And everyone who competes for the prize is temperate in all things. Now they do it to obtain a perishable crown, but we for an imperishable crown. 1 Corinthians 9:25 (NKJV)
Athletes that ran in the Greek games practiced series self-discipline. They started serious and strenuous training 10 months before the games began so that they could win when the time came. The put forth the necessary discipline before the race began so that they could do their best in the race and so that they would be able to finish.
This sort of training wasn’t easy. It required a great deal of effort from them. Their bodies would get tired and sore and yet they chose to continue the training so that they could complete the race. If they wanted to win the laurel wreath they would have to put forth the effort so that would make this possible. They couldn’t take the path of least resistance.
Just as it took discipline for the athletes to prepare, start and finish the races, it will take discipline for us to prepare, start and faithfully finish in our service to Jesus. That is the point Paul is making.

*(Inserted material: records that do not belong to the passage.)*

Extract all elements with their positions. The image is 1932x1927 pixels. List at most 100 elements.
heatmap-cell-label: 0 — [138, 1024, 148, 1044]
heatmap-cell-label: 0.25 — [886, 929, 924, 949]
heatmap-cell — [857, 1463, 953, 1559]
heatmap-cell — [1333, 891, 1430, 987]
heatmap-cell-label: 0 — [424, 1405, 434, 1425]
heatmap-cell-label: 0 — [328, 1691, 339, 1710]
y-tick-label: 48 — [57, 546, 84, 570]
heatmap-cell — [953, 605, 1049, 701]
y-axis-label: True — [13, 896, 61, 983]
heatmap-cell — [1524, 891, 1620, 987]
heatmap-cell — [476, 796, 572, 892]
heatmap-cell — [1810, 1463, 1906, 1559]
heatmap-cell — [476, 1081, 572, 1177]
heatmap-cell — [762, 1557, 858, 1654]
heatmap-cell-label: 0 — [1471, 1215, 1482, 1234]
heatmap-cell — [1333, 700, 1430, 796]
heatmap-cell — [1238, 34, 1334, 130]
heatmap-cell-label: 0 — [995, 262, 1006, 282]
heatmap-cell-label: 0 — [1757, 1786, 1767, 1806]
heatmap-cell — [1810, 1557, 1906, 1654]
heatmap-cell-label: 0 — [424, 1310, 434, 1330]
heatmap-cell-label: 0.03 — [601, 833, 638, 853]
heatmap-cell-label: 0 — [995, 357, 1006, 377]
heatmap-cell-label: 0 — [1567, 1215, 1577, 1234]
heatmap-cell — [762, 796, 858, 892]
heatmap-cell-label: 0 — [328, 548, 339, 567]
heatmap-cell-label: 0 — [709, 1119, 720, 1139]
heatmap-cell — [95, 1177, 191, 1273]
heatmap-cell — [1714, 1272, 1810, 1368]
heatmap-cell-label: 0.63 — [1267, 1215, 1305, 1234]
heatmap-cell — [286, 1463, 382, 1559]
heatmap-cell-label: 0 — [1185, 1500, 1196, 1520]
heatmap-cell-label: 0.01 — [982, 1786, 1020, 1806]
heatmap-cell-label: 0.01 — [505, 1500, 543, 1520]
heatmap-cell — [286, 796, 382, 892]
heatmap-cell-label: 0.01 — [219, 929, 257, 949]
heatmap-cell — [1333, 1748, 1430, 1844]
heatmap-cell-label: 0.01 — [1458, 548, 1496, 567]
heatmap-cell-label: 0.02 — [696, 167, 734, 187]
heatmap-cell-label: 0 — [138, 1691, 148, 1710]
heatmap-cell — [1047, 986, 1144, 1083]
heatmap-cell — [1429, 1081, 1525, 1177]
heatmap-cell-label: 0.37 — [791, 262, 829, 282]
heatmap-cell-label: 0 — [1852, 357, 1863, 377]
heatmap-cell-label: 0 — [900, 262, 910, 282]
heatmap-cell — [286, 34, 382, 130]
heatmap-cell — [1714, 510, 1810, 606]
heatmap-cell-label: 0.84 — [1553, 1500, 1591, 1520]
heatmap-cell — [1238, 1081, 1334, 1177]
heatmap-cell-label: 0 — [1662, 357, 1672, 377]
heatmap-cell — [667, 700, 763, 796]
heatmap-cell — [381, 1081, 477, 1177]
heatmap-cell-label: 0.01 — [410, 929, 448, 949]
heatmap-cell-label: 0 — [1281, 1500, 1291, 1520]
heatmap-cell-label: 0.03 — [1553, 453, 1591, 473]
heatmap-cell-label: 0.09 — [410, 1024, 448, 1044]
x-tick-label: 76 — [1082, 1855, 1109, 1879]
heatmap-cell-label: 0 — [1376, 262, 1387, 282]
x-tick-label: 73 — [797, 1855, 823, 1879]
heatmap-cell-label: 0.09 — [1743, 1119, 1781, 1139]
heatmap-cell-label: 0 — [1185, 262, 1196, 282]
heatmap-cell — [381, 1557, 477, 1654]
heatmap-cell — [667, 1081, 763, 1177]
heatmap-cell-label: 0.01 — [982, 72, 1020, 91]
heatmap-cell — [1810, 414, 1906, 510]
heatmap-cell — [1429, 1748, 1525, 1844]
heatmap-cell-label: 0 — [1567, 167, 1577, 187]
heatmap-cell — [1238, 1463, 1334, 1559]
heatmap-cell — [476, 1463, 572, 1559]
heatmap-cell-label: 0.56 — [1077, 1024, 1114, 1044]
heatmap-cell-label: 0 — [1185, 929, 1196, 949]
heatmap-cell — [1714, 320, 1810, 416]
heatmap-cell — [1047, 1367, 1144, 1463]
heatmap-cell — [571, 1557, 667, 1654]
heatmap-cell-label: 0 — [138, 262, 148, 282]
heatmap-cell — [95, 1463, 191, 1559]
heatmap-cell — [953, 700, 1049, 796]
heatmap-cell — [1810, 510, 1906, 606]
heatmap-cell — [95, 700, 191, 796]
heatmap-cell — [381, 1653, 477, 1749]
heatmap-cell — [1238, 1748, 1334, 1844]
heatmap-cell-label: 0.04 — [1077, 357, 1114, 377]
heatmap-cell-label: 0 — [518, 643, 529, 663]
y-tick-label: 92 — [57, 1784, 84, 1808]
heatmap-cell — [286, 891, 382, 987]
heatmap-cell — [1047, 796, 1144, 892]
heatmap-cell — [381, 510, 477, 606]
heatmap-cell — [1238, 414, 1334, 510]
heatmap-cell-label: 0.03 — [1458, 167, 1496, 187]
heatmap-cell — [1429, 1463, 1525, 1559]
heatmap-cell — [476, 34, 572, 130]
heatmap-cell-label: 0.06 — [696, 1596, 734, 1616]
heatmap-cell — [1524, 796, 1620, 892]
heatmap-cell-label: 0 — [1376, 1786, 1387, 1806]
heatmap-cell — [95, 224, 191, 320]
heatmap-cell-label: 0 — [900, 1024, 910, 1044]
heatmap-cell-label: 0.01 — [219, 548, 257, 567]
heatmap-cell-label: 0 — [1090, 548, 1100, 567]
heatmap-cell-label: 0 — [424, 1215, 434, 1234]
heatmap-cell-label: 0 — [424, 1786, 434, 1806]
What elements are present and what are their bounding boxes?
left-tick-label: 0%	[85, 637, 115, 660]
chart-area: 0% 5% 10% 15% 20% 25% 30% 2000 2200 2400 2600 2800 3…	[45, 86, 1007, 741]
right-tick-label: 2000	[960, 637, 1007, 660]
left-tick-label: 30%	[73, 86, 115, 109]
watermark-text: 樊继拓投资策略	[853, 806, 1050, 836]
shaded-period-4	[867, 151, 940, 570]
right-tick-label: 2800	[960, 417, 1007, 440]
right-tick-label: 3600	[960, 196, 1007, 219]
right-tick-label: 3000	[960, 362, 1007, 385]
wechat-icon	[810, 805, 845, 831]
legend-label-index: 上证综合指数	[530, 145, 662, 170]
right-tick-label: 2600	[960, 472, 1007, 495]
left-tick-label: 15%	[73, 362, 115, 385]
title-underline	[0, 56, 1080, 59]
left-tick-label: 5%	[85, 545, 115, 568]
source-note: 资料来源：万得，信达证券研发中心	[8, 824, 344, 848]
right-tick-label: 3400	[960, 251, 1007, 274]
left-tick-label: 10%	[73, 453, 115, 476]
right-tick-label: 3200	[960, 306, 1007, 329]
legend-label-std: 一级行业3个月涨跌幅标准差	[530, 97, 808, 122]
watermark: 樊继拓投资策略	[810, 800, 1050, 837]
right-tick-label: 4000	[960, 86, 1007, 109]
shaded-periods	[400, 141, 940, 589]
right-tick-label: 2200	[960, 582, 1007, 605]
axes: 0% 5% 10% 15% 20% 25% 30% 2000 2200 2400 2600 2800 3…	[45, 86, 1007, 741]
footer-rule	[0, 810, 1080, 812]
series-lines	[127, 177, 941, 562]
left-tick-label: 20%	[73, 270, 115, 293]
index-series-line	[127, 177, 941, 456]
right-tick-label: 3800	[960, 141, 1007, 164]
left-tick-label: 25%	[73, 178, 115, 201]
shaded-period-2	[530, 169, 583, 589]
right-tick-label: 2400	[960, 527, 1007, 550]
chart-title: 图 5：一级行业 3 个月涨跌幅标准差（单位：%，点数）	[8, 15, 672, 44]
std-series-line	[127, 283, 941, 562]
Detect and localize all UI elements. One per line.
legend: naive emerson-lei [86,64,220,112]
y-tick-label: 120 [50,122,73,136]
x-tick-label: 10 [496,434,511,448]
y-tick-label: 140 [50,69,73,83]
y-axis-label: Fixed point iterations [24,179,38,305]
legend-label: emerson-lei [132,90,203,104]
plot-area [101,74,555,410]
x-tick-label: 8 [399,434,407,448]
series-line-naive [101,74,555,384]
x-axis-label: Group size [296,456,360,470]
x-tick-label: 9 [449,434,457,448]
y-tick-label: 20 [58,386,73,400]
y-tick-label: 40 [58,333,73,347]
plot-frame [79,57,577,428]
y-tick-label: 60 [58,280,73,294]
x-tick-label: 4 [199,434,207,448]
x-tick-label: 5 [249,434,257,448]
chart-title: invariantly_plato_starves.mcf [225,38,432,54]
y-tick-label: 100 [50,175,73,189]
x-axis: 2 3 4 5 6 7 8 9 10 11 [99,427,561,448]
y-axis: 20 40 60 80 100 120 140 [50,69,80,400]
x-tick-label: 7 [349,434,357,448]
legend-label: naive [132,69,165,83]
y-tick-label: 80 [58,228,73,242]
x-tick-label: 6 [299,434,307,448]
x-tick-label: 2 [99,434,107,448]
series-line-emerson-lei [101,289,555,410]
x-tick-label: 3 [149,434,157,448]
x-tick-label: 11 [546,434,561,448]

What the NKJ translates as “temperate” the NIV translates as “strict training” and the NLT translates as “disciplined.” The idea is that we must be disciplined if we are going to live intentionally for Jesus.
There are a lot of things I could talk about when it comes to discipline, but the main thing I want to focus on is what to do when things get hard. The word translated as “competes” in the NKJ carries with it the idea of pain. The idea is that competing to win will often be painful. No matter how skilled or strong an athlete is, there will be times where competing hurts and those that win are the ones that are disciplined enough to push through the pain, stay in the competition and finish.
When we read the Bible it makes it pretty clear that there will be hard times in our service to Jesus. No matter how much we love Jesus, no matter how great our faith, there will be times when it hurts to stay faithful in our service and devotion to Jesus. There will be times when it feels as if everyone is against what we are trying to do. There will be times when we feel that what we are doing is a waste of time. There will be times where it seems that everything is just so very hard. This was true for virtually every prophet, apostle and genuine servant of God in the Bible. It will be and has been true for me and it will also be true for you.
There is no question that these times will come. The question is how we will respond when these times come into our lives. Will we choose to quit or will we have the discipline necessary to finish the race?
The reason we have to understand this is because it is so easy for us to say that we didn’t have a choice but to quit. I didn’t choose to quit, I was forced to quit. This however, just isn’t accurate. If I quit it is because I choose to quit. If you quit it is because you choose to quit.
Paul explains that the Greek athletes do all this for a crown that fades away. The laurel wreath crown they receive was made with fresh leaves. As such the wreath eventually withered and crumbled into dust. What we are striving for isn’t a crown that will fade with time. Instead we are striving for a crown that is eternal. We are striving for something that matters for eternity. Since what we are striving for is eternally better than what the athletes were striving for we should be much more disciplined than they are.
It’s easy to start a race, it’s easy to quit a race but it takes discipline to finish a race. It’s no different in being faithful in service to Christ. It’s easy to start, it’s easy to quit but it takes discipline to finish. This is especially true when it starts to get hard. If we want to be faithful to the end, then we must live a disciplined life.